Closed this issue · 2 comments
chan-kh commented
Hi @jakelawcheukwun ,
I ran into a RunTime Error. The error message is the following:
`No CUDA devices found, falling back to CPU
No CUDA devices found, falling back to CPU
No CUDA devices found, falling back to CPU
load checkpoint from models/model_weights.pth.tar, epoch:1
output dir exists: examples/utterance_1. Video processing skipped.
0%| | 0/5 [00:00<?, ?it/s]/opt/conda/conda-bld/pytorch_1587428091666/work/torch/csrc/utils/python_arg_parser.cpp:756: UserWarning: This overload of add is deprecated:
add(Tensor input, Number alpha, Tensor other, *, Tensor out)
Consider using one of the following signatures instead:
add(Tensor input, Tensor other, *, Number alpha, Tensor out)

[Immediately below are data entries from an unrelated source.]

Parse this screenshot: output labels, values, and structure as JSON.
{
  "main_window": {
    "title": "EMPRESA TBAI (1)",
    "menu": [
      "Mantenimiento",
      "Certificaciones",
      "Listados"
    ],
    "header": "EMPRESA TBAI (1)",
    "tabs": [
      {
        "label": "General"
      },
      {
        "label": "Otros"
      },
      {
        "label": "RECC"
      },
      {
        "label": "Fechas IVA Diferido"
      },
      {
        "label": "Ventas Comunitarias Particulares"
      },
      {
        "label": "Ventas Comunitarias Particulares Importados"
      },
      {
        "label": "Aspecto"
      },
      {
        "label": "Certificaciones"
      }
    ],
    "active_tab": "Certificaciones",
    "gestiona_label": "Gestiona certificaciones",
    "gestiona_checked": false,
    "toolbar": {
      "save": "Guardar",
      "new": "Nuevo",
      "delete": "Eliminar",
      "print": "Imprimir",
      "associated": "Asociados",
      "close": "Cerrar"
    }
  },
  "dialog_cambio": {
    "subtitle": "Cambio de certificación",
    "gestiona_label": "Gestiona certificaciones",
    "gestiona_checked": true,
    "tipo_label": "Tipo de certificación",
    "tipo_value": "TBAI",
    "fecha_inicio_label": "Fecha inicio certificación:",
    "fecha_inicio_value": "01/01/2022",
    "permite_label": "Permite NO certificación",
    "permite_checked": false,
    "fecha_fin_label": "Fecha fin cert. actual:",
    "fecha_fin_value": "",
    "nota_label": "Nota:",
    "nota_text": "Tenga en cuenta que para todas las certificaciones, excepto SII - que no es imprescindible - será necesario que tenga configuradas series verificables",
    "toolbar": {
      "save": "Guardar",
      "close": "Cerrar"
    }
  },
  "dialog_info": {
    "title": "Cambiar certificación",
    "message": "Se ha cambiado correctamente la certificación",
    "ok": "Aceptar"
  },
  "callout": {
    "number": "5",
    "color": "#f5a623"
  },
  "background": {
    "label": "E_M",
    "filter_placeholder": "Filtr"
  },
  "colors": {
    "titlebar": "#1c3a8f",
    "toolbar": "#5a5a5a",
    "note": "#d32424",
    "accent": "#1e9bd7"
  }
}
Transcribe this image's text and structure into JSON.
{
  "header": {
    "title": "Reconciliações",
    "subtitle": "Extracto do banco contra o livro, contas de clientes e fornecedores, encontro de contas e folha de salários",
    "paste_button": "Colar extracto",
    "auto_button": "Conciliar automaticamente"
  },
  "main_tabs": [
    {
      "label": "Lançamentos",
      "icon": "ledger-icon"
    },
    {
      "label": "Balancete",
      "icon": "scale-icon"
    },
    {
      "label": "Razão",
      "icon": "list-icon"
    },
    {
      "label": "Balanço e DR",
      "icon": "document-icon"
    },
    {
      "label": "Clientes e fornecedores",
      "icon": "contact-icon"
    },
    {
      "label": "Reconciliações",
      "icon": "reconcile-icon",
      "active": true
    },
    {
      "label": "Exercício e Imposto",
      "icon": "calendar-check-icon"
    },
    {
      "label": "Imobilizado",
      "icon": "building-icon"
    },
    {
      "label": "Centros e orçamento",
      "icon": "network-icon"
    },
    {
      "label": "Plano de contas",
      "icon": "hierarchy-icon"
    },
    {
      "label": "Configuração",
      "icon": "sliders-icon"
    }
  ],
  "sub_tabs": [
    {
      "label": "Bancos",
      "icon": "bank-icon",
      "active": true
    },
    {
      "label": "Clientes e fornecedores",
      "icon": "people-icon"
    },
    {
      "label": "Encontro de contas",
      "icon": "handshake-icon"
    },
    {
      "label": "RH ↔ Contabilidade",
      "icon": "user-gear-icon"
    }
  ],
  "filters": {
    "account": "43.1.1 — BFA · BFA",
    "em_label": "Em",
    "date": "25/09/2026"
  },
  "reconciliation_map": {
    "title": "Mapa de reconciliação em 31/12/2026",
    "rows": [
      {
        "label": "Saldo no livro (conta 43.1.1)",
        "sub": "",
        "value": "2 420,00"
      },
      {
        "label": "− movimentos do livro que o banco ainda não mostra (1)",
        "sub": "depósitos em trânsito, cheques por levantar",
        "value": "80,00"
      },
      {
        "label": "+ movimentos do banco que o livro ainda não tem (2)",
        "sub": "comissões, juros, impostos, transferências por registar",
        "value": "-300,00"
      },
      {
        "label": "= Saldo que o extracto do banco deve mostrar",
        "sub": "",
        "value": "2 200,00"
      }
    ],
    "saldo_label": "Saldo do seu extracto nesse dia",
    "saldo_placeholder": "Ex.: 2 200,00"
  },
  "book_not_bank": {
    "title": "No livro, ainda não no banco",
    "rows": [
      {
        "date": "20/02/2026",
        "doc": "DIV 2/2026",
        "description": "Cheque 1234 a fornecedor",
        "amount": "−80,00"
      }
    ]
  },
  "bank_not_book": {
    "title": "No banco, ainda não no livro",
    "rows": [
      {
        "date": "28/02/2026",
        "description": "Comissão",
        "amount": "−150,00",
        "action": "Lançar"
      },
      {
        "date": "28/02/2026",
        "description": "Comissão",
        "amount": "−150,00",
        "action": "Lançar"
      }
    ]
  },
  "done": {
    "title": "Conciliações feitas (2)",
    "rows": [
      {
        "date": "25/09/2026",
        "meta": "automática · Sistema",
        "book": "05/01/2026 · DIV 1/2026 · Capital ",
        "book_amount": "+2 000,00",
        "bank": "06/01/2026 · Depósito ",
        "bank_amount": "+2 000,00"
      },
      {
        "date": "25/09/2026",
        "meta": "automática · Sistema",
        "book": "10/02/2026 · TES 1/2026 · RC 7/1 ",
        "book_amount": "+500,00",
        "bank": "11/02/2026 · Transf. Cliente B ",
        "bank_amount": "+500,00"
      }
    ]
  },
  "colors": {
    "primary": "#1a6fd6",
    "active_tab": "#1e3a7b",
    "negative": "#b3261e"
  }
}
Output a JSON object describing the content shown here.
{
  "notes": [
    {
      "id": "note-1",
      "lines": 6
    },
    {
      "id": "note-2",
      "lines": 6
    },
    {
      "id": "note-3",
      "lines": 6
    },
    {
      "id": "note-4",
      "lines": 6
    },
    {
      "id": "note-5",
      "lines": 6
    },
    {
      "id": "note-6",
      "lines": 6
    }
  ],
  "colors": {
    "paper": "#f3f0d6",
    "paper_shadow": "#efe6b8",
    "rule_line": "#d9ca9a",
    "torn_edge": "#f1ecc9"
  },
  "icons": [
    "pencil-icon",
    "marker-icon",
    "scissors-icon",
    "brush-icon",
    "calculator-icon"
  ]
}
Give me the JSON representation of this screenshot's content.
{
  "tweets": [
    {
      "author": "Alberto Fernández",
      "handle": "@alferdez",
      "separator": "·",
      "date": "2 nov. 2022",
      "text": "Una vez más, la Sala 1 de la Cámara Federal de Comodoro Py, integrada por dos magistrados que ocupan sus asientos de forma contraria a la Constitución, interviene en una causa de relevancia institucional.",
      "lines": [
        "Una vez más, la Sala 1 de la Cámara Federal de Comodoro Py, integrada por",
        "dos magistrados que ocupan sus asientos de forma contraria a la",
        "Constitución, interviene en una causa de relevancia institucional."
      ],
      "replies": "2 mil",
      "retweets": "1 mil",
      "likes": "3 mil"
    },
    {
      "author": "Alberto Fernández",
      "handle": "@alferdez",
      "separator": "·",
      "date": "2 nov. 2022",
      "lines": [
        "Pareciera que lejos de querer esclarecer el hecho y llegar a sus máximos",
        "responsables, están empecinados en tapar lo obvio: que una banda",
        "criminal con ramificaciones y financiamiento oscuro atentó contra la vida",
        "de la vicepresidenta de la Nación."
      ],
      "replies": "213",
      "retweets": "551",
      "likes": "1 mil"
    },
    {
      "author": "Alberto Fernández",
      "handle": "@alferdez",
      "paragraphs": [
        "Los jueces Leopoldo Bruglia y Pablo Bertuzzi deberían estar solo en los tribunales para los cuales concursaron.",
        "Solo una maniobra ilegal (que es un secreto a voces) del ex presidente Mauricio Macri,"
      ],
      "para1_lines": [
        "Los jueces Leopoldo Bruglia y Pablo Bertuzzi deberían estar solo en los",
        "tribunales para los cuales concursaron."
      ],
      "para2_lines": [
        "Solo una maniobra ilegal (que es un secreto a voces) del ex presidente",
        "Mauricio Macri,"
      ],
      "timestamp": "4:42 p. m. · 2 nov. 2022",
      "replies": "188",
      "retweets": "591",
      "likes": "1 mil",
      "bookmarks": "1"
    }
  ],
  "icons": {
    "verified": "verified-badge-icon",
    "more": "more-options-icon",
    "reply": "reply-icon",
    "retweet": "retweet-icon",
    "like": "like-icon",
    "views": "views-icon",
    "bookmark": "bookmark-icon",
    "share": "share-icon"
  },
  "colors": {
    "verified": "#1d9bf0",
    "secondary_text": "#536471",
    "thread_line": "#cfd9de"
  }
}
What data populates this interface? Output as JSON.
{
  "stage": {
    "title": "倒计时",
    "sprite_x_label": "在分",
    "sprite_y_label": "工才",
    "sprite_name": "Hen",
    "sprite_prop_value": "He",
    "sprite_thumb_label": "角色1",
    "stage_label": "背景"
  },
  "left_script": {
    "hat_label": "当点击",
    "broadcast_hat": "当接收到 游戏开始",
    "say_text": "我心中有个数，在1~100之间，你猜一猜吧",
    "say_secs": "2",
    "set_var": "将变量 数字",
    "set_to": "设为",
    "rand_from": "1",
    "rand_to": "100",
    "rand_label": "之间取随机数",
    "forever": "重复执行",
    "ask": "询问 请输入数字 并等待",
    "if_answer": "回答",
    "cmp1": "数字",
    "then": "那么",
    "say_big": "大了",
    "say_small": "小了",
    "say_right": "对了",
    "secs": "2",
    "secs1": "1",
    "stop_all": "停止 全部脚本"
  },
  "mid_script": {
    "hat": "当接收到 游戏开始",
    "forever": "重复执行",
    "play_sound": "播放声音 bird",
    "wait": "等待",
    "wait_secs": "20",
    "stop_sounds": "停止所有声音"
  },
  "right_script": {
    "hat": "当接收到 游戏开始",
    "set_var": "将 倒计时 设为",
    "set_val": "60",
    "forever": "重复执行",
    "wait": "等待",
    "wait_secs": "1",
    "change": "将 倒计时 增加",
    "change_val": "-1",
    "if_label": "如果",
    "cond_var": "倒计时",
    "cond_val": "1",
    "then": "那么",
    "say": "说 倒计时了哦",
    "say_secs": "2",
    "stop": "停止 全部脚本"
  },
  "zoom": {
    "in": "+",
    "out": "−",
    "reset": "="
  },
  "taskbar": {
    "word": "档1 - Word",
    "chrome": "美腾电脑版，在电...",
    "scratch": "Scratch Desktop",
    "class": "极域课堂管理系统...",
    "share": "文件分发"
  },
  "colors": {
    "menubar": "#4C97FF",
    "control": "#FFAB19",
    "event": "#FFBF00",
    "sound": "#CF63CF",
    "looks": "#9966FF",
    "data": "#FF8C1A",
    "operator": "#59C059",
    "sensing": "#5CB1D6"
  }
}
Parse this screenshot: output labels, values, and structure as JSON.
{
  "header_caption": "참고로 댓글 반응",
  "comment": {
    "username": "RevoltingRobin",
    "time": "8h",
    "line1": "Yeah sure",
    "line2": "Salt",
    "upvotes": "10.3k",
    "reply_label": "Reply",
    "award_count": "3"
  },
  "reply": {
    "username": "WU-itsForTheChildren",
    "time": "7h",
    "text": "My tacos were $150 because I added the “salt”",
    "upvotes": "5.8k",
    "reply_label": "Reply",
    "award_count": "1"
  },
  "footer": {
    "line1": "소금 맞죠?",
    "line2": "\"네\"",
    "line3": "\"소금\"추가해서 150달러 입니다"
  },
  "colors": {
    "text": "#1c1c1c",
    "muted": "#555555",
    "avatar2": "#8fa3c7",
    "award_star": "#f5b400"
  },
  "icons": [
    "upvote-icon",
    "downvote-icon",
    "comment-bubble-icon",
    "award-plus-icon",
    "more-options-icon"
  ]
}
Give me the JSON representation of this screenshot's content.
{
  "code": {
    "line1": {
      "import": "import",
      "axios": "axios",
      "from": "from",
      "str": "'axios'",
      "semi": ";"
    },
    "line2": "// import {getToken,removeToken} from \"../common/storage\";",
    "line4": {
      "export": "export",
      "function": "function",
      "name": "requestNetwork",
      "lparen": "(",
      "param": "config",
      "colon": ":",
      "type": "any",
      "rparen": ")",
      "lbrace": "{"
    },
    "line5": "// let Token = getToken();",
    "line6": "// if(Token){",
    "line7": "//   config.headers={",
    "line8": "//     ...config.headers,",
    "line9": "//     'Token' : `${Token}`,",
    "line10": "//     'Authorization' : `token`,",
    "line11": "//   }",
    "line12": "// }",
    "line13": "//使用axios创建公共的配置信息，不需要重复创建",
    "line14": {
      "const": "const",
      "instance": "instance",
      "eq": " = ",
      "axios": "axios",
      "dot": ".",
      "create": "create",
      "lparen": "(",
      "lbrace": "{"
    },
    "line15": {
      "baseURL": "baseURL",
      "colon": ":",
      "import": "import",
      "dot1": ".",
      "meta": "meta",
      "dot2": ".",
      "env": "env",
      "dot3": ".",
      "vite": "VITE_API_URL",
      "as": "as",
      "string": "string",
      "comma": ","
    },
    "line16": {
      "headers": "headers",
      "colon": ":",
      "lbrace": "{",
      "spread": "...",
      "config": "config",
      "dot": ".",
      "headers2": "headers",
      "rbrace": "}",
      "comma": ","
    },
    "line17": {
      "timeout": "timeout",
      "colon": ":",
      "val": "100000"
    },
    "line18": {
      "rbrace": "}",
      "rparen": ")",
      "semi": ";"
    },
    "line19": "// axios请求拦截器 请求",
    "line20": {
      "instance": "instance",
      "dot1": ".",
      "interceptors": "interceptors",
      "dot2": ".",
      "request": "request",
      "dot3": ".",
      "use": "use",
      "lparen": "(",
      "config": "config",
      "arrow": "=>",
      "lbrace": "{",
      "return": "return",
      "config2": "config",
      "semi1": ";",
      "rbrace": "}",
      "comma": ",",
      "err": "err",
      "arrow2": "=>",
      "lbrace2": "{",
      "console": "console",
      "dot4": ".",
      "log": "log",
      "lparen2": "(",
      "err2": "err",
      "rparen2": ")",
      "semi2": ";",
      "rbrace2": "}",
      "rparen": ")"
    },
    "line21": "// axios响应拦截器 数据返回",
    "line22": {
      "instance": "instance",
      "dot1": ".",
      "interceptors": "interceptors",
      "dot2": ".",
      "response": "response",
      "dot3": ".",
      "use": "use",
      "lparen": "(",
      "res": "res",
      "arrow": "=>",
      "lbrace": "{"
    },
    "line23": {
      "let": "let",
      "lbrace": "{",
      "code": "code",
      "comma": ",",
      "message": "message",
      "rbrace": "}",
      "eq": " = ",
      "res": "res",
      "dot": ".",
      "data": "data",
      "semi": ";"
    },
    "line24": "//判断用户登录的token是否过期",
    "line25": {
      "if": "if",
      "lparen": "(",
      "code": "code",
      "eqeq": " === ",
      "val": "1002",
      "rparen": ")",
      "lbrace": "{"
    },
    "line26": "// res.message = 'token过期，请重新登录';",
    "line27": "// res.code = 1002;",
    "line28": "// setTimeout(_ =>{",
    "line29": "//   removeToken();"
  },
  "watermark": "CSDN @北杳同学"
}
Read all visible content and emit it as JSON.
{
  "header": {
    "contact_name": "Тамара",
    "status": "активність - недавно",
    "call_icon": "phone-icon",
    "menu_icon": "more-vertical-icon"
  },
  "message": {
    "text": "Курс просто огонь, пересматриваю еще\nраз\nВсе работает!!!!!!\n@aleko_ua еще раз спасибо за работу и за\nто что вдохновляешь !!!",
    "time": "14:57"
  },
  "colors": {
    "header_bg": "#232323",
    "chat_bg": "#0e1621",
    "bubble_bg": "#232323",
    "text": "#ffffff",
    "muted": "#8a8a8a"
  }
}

0%| | 0/5 [00:49<?, ?it/s]
Traceback (most recent call last):
File "run_example.py", line 9, in <module>
results = tester.test(example_video)
File "/home/ubuntu/MIMAMO-Net/api/tester.py", line 62, in test
self.resnet50_extractor.run(opface_output_dir, feature_dir)
File "/home/ubuntu/MIMAMO-Net/api/resnet50_extractor.py", line 68, in run
output = self.get_vec(ims)
File "/home/ubuntu/MIMAMO-Net/api/resnet50_extractor.py", line 80, in get_vec
h_x = self.model(image)
File "/tmp/yes/envs/myenv/lib/python3.6/site-packages/torch/nn/modules/module.py", line 550, in __call__
result = self.forward(*input, **kwargs)
File "/home/ubuntu/MIMAMO-Net/api/pytorch-benchmarks/ferplus/resnet50_ferplus_dag.py", line 245, in forward
conv3_3x = self.conv3_3_relu(conv3_3)
File "/tmp/yes/envs/myenv/lib/python3.6/site-packages/torch/nn/modules/module.py", line 550, in __call__
result = self.forward(*input, **kwargs)
File "/tmp/yes/envs/myenv/lib/python3.6/site-packages/torch/nn/modules/activation.py", line 94, in forward
return F.relu(input, inplace=self.inplace)
File "/tmp/yes/envs/myenv/lib/python3.6/site-packages/torch/nn/functional.py", line 1063, in relu
result = torch.relu(input)
File "/tmp/yes/envs/myenv/lib/python3.6/site-packages/torch/utils/data/_utils/signal_handling.py", line 66, in handler
_error_if_any_worker_fails()
RuntimeError: DataLoader worker (pid 2616) is killed by signal: Killed. `
It seems like relating to the memory of the server.
pytorch/pytorch#4507
wtomin commented
In 'resnet50_extractor.py' 42-59 lines:
def run(self, input_dir, output_dir, batch_size=64):
'''
input_dir: string,
The input_dir should have one subdir containing all cropped and aligned face images for
a video (extracted by OpenFace). The input_dir should be named after the video name.
output_dir: string
All extracted feature vectors will be stored in output directory.
'''
assert os.path.exists(input_dir), 'input dir must exsit!'
assert len(os.listdir(input_dir)) != 0, 'input dir must not be empty!'
video_name = os.path.basename(input_dir)
dataset = Image_Sampler(video_name, input_dir, test_mode = True, transform=self.transform)
data_loader = torch.utils.data.DataLoader(
dataset,
batch_size = batch_size,
shuffle=False, drop_last=False,
num_workers=8, pin_memory=False )
I have two suggestions:
(1) The default batch size is 64, you can change it to some smaller number that fits into the memory.
(2) Sometimes the multiprocessing in dataloader will cause the problem. You can try to set num_workers=0
.